With a quick, sharp swing of her arm, she whipped her quirt through the air and it wrapped about Jane's soft throat with a vicious snap.

She stepped back with a choking cry, hiding her face. She heard Beck's short, "That'll do!" in a strange, unnatural voice, as though his throat were dry. She heard the Catamount's contemptuous sniff and her hard, "Clear out!"

She found herself in her saddle again, riding beside Beck as they moved toward the other HC riders, who, dismounted and seated on the ground, had not witnessed the dramatic parley and its humiliating climax. She was confronted by a situation which clearly spelled disaster for her ranch unless solved and solved quickly but that did not matter now.

She had been whipped, as the man who had insulted Bobby Cole had been whipped. Had been drawn into a brawl! And, far worse, she had found that the man toward whom she had toiled from the Jane Hunter that had been to the Jane Hunter she had one day dreamed she might be, had doubted her!

He was talking haltingly, something about bringing more men to shove the cattle up into the Coyote Creek country, but even through her confusion she realized that his thoughts were not finding words, that he was forcing himself to talk of those things. Her heart wanted to cry out, to tell him that he had misunderstood, that her encounter with Hilton was not occasioned by the motive Bobby Cole had suspected. The old Jane Hunter would have done so, but with her new strength had come another thing, until that hour hidden: it was pride, a pride which was as noble as her love, which would permit no cavail, which would not stoop to conquer!
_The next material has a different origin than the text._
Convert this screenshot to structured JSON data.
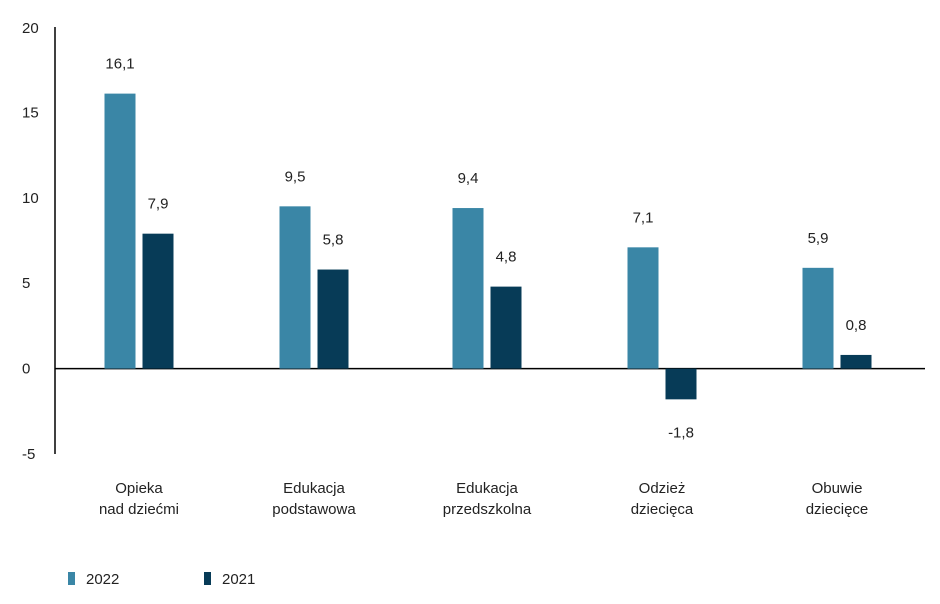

She fought it down, striving for clarified thought, feeling for the word, the brief sentence which would explain away Beck's suspicion and leave that pride uninjured, for there must be such a way. And while she fought, blinded by tears and confused by humiliation, the moment of opportunity passed. Beck left her.

They were with the others, who grouped about her foreman, and he said:

"I was going to send one of you men to bring a dozen of the boys from the wagon to help save this stuff, if we can, but I've changed my mind,"—with a bitter significance which they did not catch. "I'm goin' myself. Curtis, you're in charge. Keep your head. Keep the cattle from breakin' his fence because they'll shoot 'em down an' if they start shooting cattle there'll be a lot of us get shot."

He started away at a gallop without so much as a look at Jane. Impulsively she called his name and spurred her sorrel after him. He set his horse on his haunches, wheeled and waited for her, face white, those eyes so dark, so accusing. That look checked the words that were on her lips as effectively as a blow on the mouth and he spoke first as she halted beside him:

"You did send for him, I take it? You didn't deny that."